Sebagai pesan terakhir, Dr. Lukman mengajak para lulusan untuk berpegang pada prinsip ILMU DUIT (Doa, Usaha, Ikhtiar, dan Tawakal). “Kesuksesan tidak datang dengan sendirinya. Berdoalah untuk keberkahan, berusahalah dengan sungguh-sungguh, dan jika menghadapi tantangan, bertawakallah kepada Allah sembari menyiapkan rencana cadangan,” pesannya.

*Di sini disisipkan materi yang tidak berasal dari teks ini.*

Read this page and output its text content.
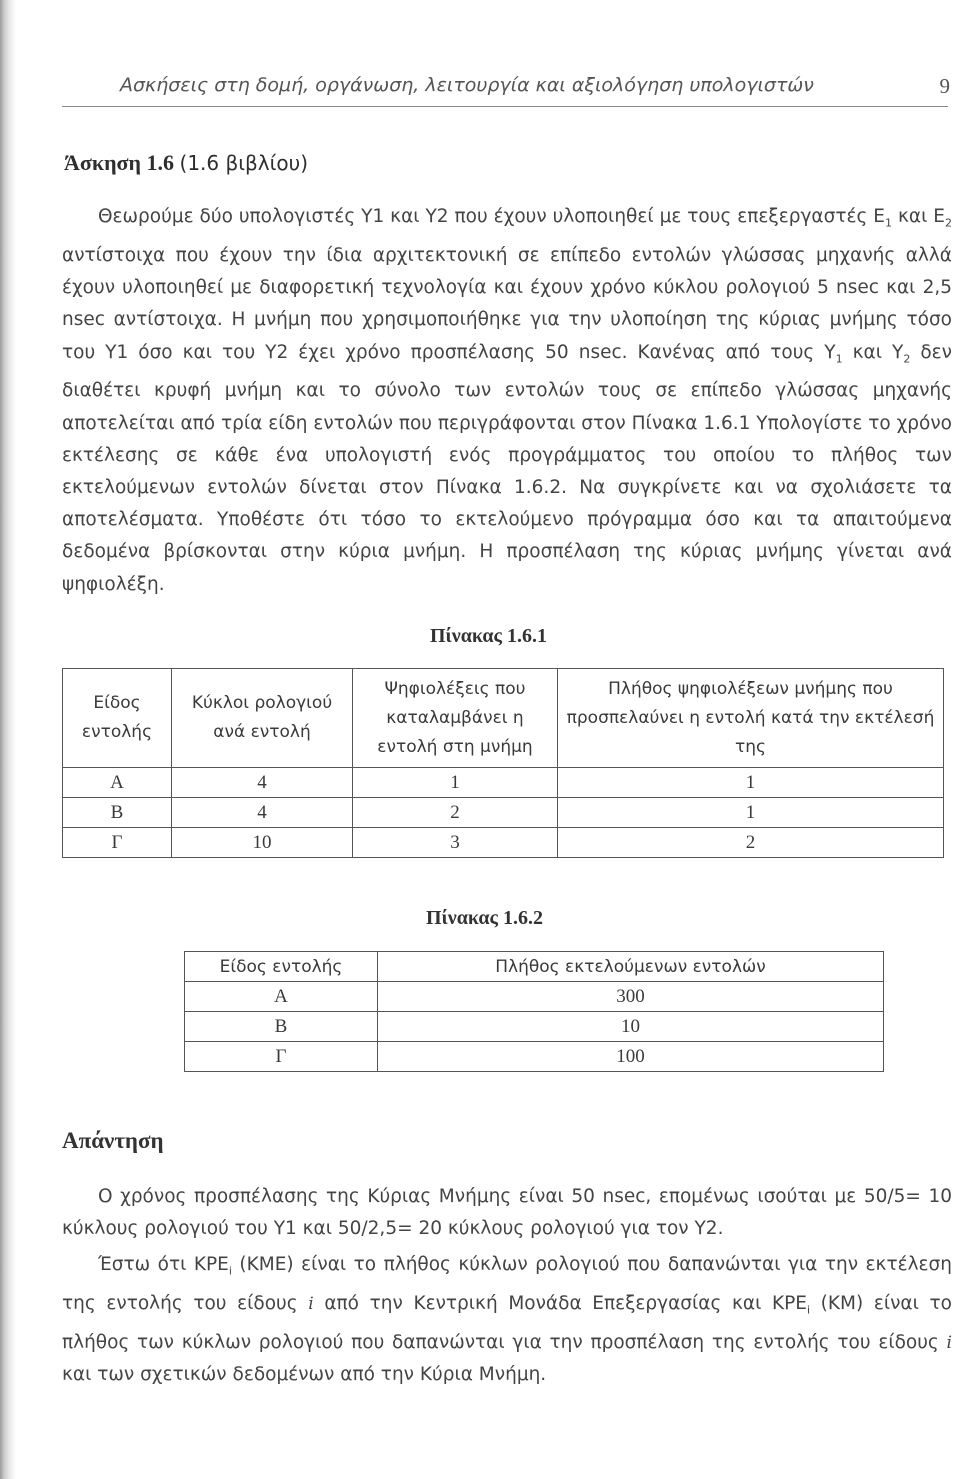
Ασκήσεις στη δομή, οργάνωση, λειτουργία και αξιολόγηση υπολογιστών	9
Άσκηση 1.6 (1.6 βιβλίου)
Θεωρούμε δύο υπολογιστές Υ1 και Υ2 που έχουν υλοποιηθεί με τους επεξεργαστές $E_1$ και $E_2$ αντίστοιχα που έχουν την ίδια αρχιτεκτονική σε επίπεδο εντολών γλώσσας μηχανής αλλά έχουν υλοποιηθεί με διαφορετική τεχνολογία και έχουν χρόνο κύκλου ρολογιού 5 nsec και 2,5 nsec αντίστοιχα. Η μνήμη που χρησιμοποιήθηκε για την υλοποίηση της κύριας μνήμης τόσο του Υ1 όσο και του Υ2 έχει χρόνο προσπέλασης 50 nsec. Κανένας από τους $\Upsilon_1$ και $\Upsilon_2$ δεν διαθέτει κρυφή μνήμη και το σύνολο των εντολών τους σε επίπεδο γλώσσας μηχανής αποτελείται από τρία είδη εντολών που περιγράφονται στον Πίνακα 1.6.1 Υπολογίστε το χρόνο εκτέλεσης σε κάθε ένα υπολογιστή ενός προγράμματος του οποίου το πλήθος των εκτελούμενων εντολών δίνεται στον Πίνακα 1.6.2. Να συγκρίνετε και να σχολιάσετε τα αποτελέσματα. Υποθέστε ότι τόσο το εκτελούμενο πρόγραμμα όσο και τα απαιτούμενα δεδομένα βρίσκονται στην κύρια μνήμη. Η προσπέλαση της κύριας μνήμης γίνεται ανά ψηφιολέξη.
Πίνακας 1.6.1
Είδος εντολής	Κύκλοι ρολογιού ανά εντολή	Ψηφιολέξεις που καταλαμβάνει η εντολή στη μνήμη	Πλήθος ψηφιολέξεων μνήμης που προσπελαύνει η εντολή κατά την εκτέλεσή της
Α	4	1	1
Β	4	2	1
Γ	10	3	2
Πίνακας 1.6.2
Είδος εντολής	Πλήθος εκτελούμενων εντολών
Α	300
Β	10
Γ	100
Απάντηση
Ο χρόνος προσπέλασης της Κύριας Μνήμης είναι 50 nsec, επομένως ισούται με 50/5= 10 κύκλους ρολογιού του Υ1 και 50/2,5= 20 κύκλους ρολογιού για τον Υ2.
Έστω ότι $KPE_i$ (ΚΜΕ) είναι το πλήθος κύκλων ρολογιού που δαπανώνται για την εκτέλεση της εντολής του είδους i από την Κεντρική Μονάδα Επεξεργασίας και $KPE_i$ (ΚΜ) είναι το πλήθος των κύκλων ρολογιού που δαπανώνται για την προσπέλαση της εντολής του είδους i και των σχετικών δεδομένων από την Κύρια Μνήμη.
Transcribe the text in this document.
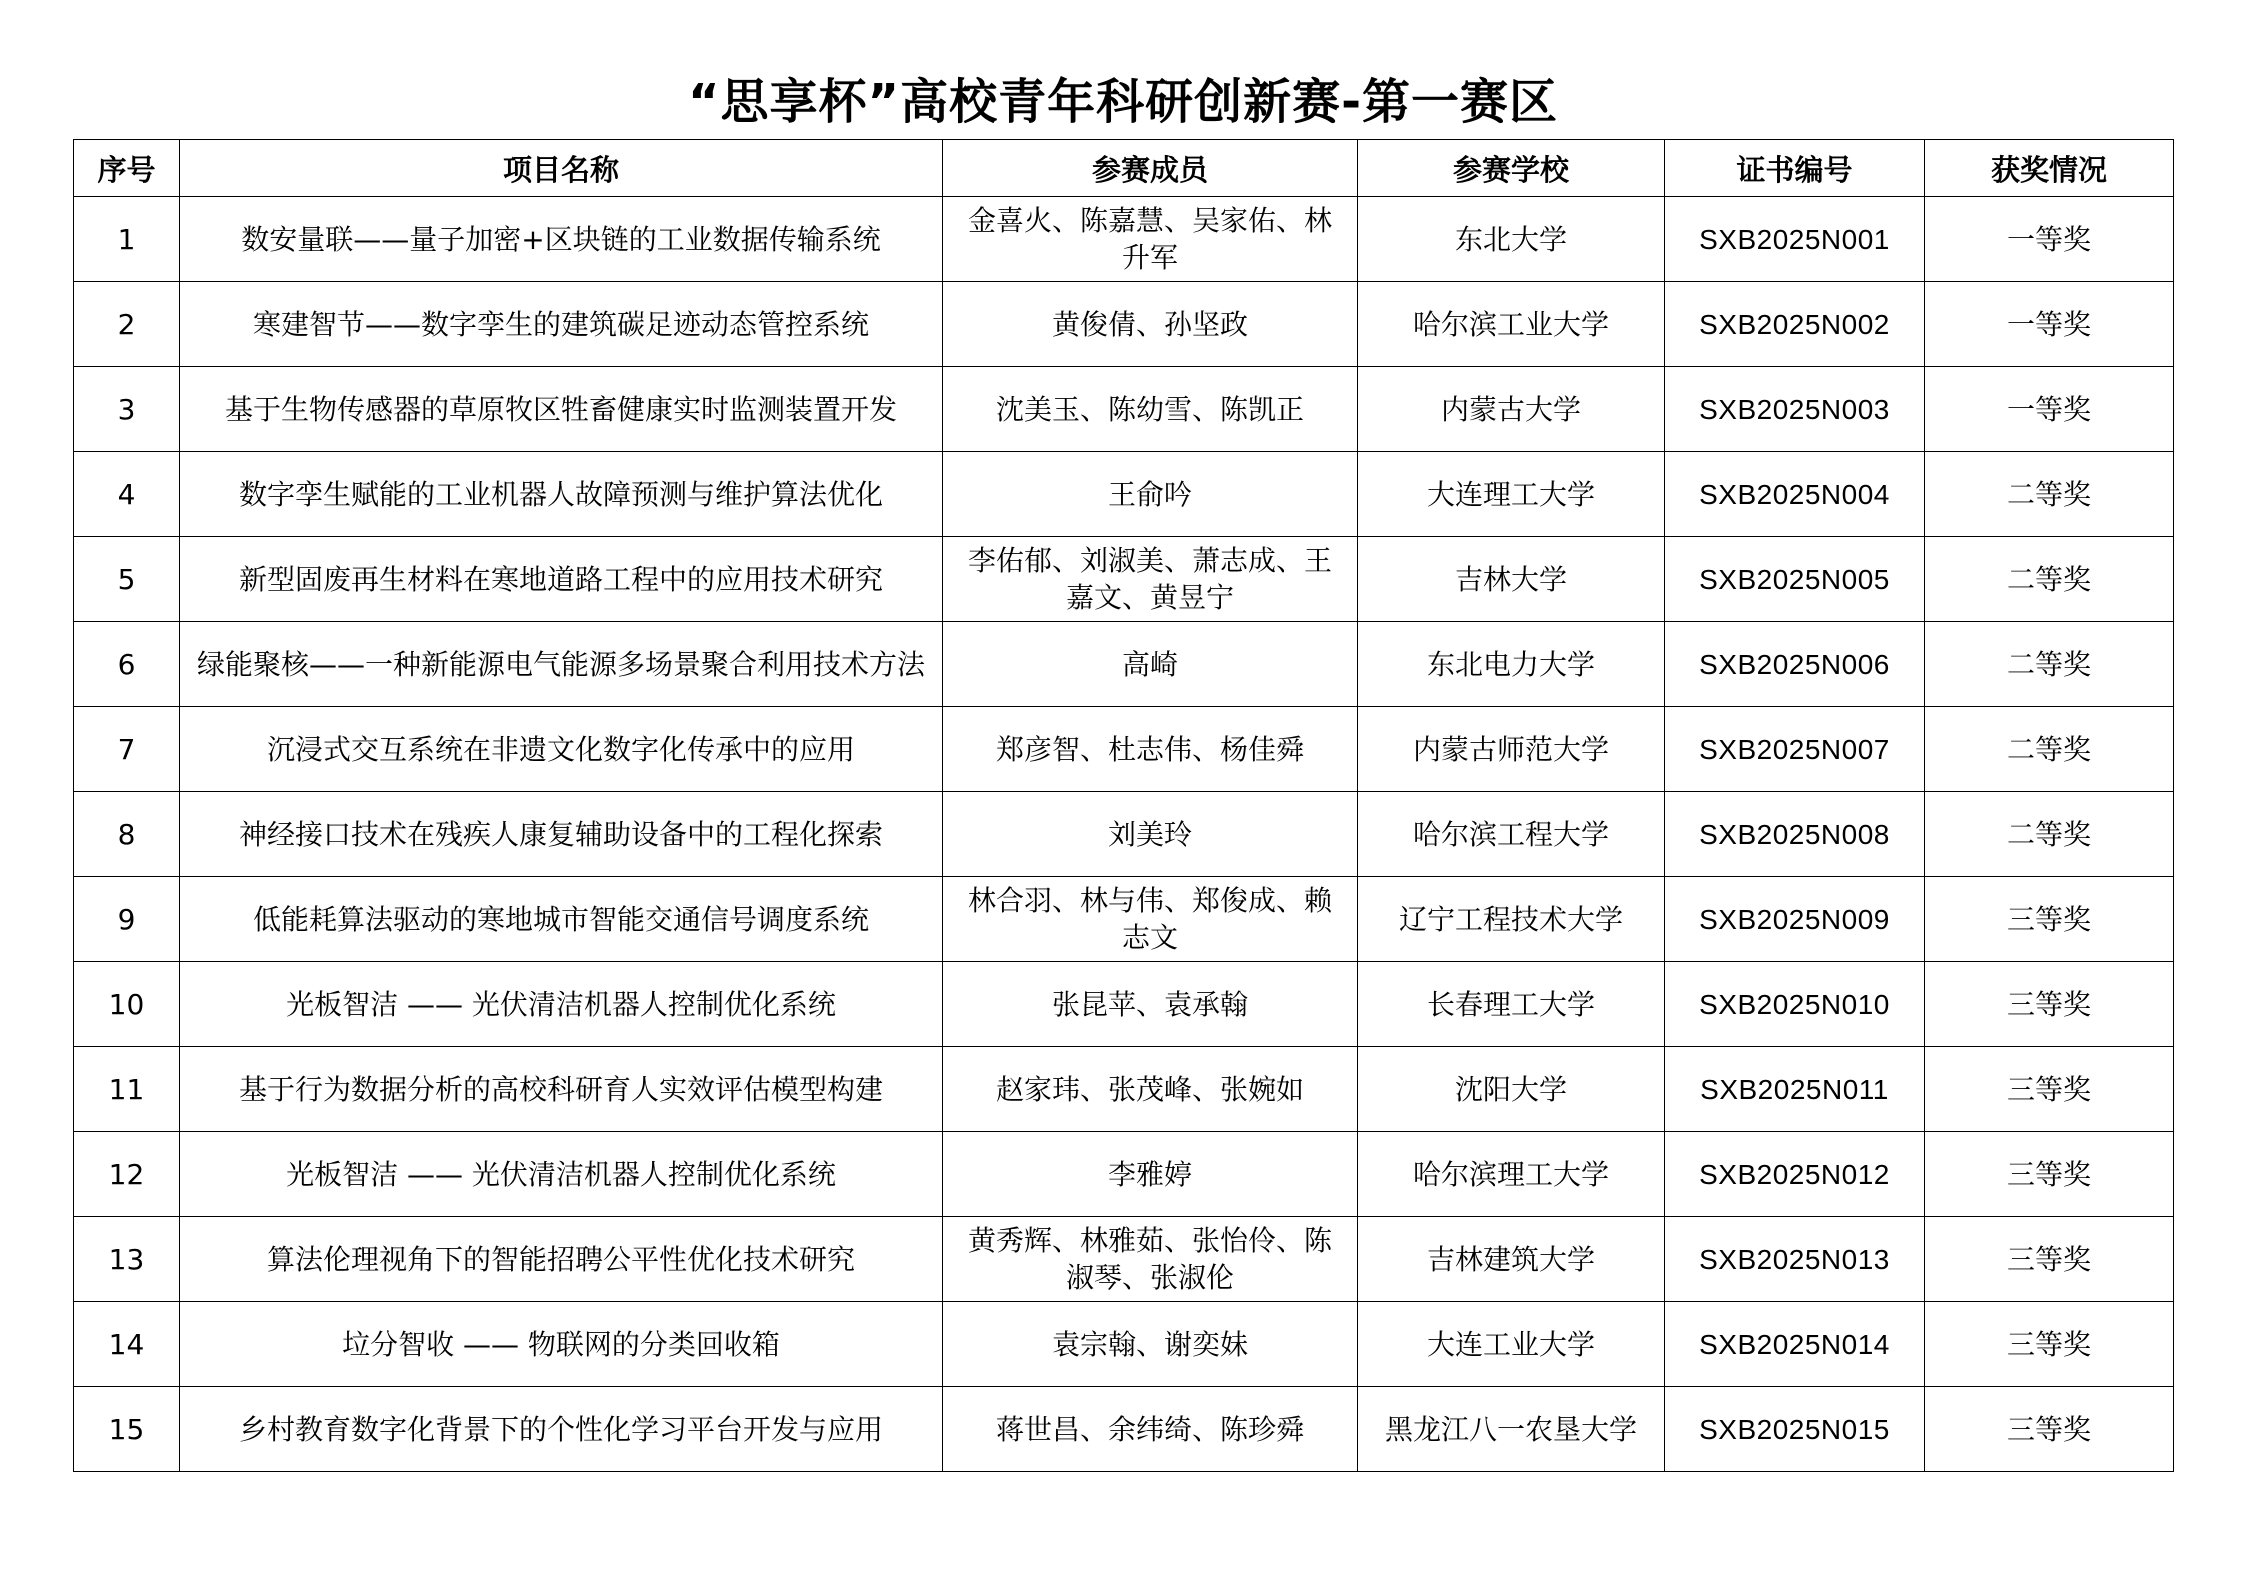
“思享杯”高校青年科研创新赛-第一赛区
序号	项目名称	参赛成员	参赛学校	证书编号	获奖情况
1	数安量联——量子加密+区块链的工业数据传输系统	金喜火、陈嘉慧、吴家佑、林升军	东北大学	SXB2025N001	一等奖
2	寒建智节——数字孪生的建筑碳足迹动态管控系统	黄俊倩、孙坚政	哈尔滨工业大学	SXB2025N002	一等奖
3	基于生物传感器的草原牧区牲畜健康实时监测装置开发	沈美玉、陈幼雪、陈凯正	内蒙古大学	SXB2025N003	一等奖
4	数字孪生赋能的工业机器人故障预测与维护算法优化	王俞吟	大连理工大学	SXB2025N004	二等奖
5	新型固废再生材料在寒地道路工程中的应用技术研究	李佑郁、刘淑美、萧志成、王嘉文、黄昱宁	吉林大学	SXB2025N005	二等奖
6	绿能聚核——一种新能源电气能源多场景聚合利用技术方法	高崎	东北电力大学	SXB2025N006	二等奖
7	沉浸式交互系统在非遗文化数字化传承中的应用	郑彦智、杜志伟、杨佳舜	内蒙古师范大学	SXB2025N007	二等奖
8	神经接口技术在残疾人康复辅助设备中的工程化探索	刘美玲	哈尔滨工程大学	SXB2025N008	二等奖
9	低能耗算法驱动的寒地城市智能交通信号调度系统	林合羽、林与伟、郑俊成、赖志文	辽宁工程技术大学	SXB2025N009	三等奖
10	光板智洁 —— 光伏清洁机器人控制优化系统	张昆苹、袁承翰	长春理工大学	SXB2025N010	三等奖
11	基于行为数据分析的高校科研育人实效评估模型构建	赵家玮、张茂峰、张婉如	沈阳大学	SXB2025N011	三等奖
12	光板智洁 —— 光伏清洁机器人控制优化系统	李雅婷	哈尔滨理工大学	SXB2025N012	三等奖
13	算法伦理视角下的智能招聘公平性优化技术研究	黄秀辉、林雅茹、张怡伶、陈淑琴、张淑伦	吉林建筑大学	SXB2025N013	三等奖
14	垃分智收 —— 物联网的分类回收箱	袁宗翰、谢奕妹	大连工业大学	SXB2025N014	三等奖
15	乡村教育数字化背景下的个性化学习平台开发与应用	蒋世昌、余纬绮、陈珍舜	黑龙江八一农垦大学	SXB2025N015	三等奖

Beliau juga menegaskan pentingnya menjaga integritas dalam dunia kerja. “Jangan tergoda dengan jalan pintas yang bertentangan dengan nilai-nilai moral. Gunakan setiap kesempatan dengan penuh tanggung jawab agar karier yang dirintis penuh berkah,” tegasnya.

Dalam wisuda kali ini, Amelia Adhi Gustina dari Fakultas Ilmu Komunikasi berhasil meraih predikat lulusan terbaik dengan IPK 3,95 dan menyelesaikan studinya dalam waktu 3 tahun 3 bulan 26 hari. Sementara itu, lulusan termuda adalah Sri Ayuni dari Fakultas Hukum yang berhasil menyelesaikan pendidikannya pada usia 20 tahun 4 bulan.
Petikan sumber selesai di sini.